Fellow sustainability-minded folks are invited to come out on Tuesday June 11th at 7:00 pm to the Grace Lutheran Church, located at 1107 Main St West in Hamilton, Ontario, to join us in a screening of the documentary film, Do the Math.
The documentary follows 350.org founder Bill McKibben on his Do the Math tour in November of 2012. That tour reached over 25,000 people at sold-out shows in 21 cities across the United States (and tens of thousands more online). Part TEDTalk, part revival meeting, the Do the Math show is based on his article, “Global Warming’s Terrifying New Math“, published in Rolling Stone in the summer of 2012. The piece became one of the most viral stories ever published by the magazine, garnering over 125,000 likes on Facebook and millions of page views.

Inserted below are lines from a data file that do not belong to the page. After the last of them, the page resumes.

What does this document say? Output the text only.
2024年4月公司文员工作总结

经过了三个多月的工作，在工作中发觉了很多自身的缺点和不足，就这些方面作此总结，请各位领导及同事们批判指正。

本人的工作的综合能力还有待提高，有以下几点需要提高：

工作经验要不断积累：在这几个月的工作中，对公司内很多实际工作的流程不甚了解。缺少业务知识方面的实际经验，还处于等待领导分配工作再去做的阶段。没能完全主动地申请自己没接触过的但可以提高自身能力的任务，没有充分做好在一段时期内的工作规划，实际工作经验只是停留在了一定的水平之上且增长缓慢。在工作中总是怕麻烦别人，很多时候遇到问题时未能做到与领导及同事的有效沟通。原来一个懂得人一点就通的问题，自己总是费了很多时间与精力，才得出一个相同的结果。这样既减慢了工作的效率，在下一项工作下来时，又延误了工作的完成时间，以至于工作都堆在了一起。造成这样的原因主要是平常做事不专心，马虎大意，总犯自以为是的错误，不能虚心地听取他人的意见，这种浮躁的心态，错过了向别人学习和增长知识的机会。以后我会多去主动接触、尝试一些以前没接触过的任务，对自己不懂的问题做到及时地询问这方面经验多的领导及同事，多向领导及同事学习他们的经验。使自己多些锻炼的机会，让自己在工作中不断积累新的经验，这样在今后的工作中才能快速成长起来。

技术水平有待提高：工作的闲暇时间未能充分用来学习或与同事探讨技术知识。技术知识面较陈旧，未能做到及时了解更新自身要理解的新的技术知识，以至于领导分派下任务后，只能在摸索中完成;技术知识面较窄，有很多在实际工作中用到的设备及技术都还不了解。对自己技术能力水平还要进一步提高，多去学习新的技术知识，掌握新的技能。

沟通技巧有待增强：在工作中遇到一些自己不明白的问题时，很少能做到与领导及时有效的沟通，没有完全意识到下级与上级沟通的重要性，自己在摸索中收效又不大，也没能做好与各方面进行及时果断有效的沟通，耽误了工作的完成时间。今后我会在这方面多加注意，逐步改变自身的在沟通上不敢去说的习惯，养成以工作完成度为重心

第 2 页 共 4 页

In the article, and onstage throughout the tour, Bill laid out three numbers that explain our current crisis: In order to limit global warming to below 2 degrees Celsius, scientists say we can emit only 565 more gigatons of carbon dioxide into the atmosphere, but the fossil fuel industry has roughly 2,795 gigatons of carbon dioxide just in their reserves, over five times too much. In other words, the fossil fuel industry is a rogue industry. They are outlaws not against the laws of the United States (for the most part they get to write those laws) but against the laws of physics and chemistry.
View the trailer:
This excerpt is from Bill McKibbon’s Bio page on his web site:
Bill McKibben is the author of a dozen books about the environment, beginning with The End of Nature in 1989, which is regarded as the first book for a general audience on climate change. He is a founder of the grassroots climate campaign 350.org, which has coordinated 15,000 rallies in 189 countries since 2009. Time Magazine called him ‘the planet’s best green journalist’ and the Boston Globe said in 2010 that he was ‘probably the country’s most important environmentalist.’ Schumann Distinguished Scholar at Middlebury College, he holds honorary degrees from a dozen colleges, including the Universities of Massachusetts and Maine, the State University of New York, and Whittier and Colgate Colleges. In 2011 he was elected a fellow of the American Academy of Arts and Sciences.